Bukan untuk menjemput Raka anak sulungnya, tentu. Tak pernah sekali pun
aku melihatnya hadir pada pertemuan orang tua siswa. Tapi, sebagian
besar guru maklum, apalagi Mas Dewo, suami Mbak Laras, adalah salah
seorang donatur penting bagi sekolah ini.
Aku sedang memeriksa
hasil ujian harian siswa di kelas, sementara satu per satu siswa telah
meninggalkan kelas. Aku memang tak langsung pulang.

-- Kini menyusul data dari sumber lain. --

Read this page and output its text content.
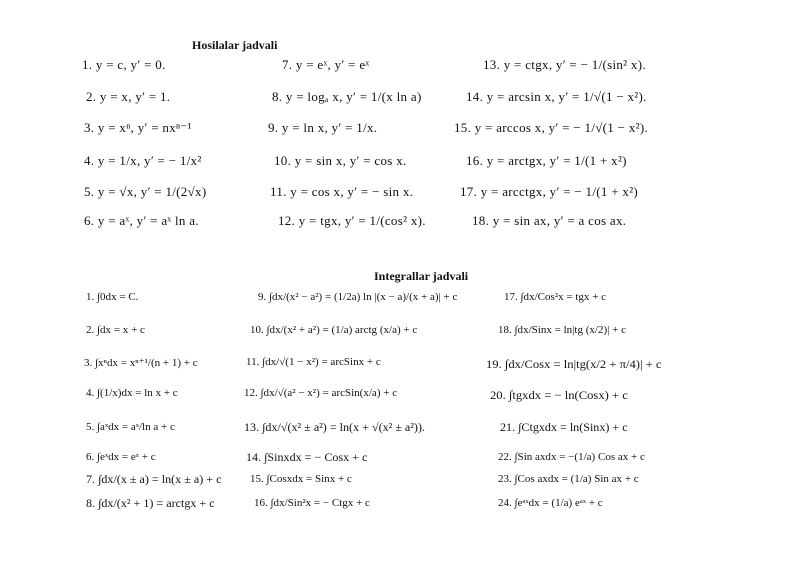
Hosilalar jadvali
1. y = c, y′ = 0.	7. y = eˣ, y′ = eˣ	13. y = ctgx, y′ = − 1/(sin² x).
2. y = x, y′ = 1.	8. y = logₐ x, y′ = 1/(x ln a)	14. y = arcsin x, y′ = 1/√(1 − x²).
3. y = xⁿ, y′ = nxⁿ⁻¹	9. y = ln x, y′ = 1/x.	15. y = arccos x, y′ = − 1/√(1 − x²).
4. y = 1/x, y′ = − 1/x²	10. y = sin x, y′ = cos x.	16. y = arctgx, y′ = 1/(1 + x²)
5. y = √x, y′ = 1/(2√x)	11. y = cos x, y′ = − sin x.	17. y = arcctgx, y′ = − 1/(1 + x²)
6. y = aˣ, y′ = aˣ ln a.	12. y = tgx, y′ = 1/(cos² x).	18. y = sin ax, y′ = a cos ax.
Integrallar jadvali
1. ∫0dx = C.	9. ∫dx/(x² − a²) = (1/2a) ln |(x − a)/(x + a)| + c	17. ∫dx/Cos²x = tgx + c
2. ∫dx = x + c	10. ∫dx/(x² + a²) = (1/a) arctg (x/a) + c	18. ∫dx/Sinx = ln|tg (x/2)| + c
3. ∫xⁿdx = xⁿ⁺¹/(n + 1) + c	11. ∫dx/√(1 − x²) = arcSinx + c	19. ∫dx/Cosx = ln|tg(x/2 + π/4)| + c
4. ∫(1/x)dx = ln x + c	12. ∫dx/√(a² − x²) = arcSin(x/a) + c	20. ∫tgxdx = − ln(Cosx) + c
5. ∫aˣdx = aˣ/ln a + c	13. ∫dx/√(x² ± a²) = ln(x + √(x² ± a²)).	21. ∫Ctgxdx = ln(Sinx) + c
6. ∫eˣdx = eˣ + c	14. ∫Sinxdx = − Cosx + c	22. ∫Sin axdx = −(1/a) Cos ax + c
7. ∫dx/(x ± a) = ln(x ± a) + c	15. ∫Cosxdx = Sinx + c	23. ∫Cos axdx = (1/a) Sin ax + c
8. ∫dx/(x² + 1) = arctgx + c	16. ∫dx/Sin²x = − Ctgx + c	24. ∫eᵃˣdx = (1/a) eᵃˣ + c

Biasanya, pekerjaan
seperti ini kuusahakan selesai di sekolah agar tak mengganggu
pekerjaanku di rumah. Apalagi, aku selalu tak sabar ingin tahu nilai
anak-anak didikku, apakah mengalami kemajuan atau tidak.
Sebuah
lembar jawaban kucoret dengan tinta merah dan kuberi nilai nol yang amat
besar. Nama yang tertera di sudut kanan atas: Raka Prasetya. Tidak ada
yang bisa kulakukan dengan lembar jawaban ini, karena dua puluh nomor
yang kuberikan pada ujian tadi kesemuanya dijawab dengan ngawur. Ini
ujian ketiga kalinya dan semuanya dilalui Raka dengan gagal total.
Padahal, seingatku, di kelas dua dulu ia memiliki nilai bahasa Inggris
di atas rata-rata. Bahkan kalau tidak salah, ia ikut les bahasa Inggris
sejak masih di sekolah dasar.
”Kau sulit sekali dihubungi,” ujarnya, tak ramah.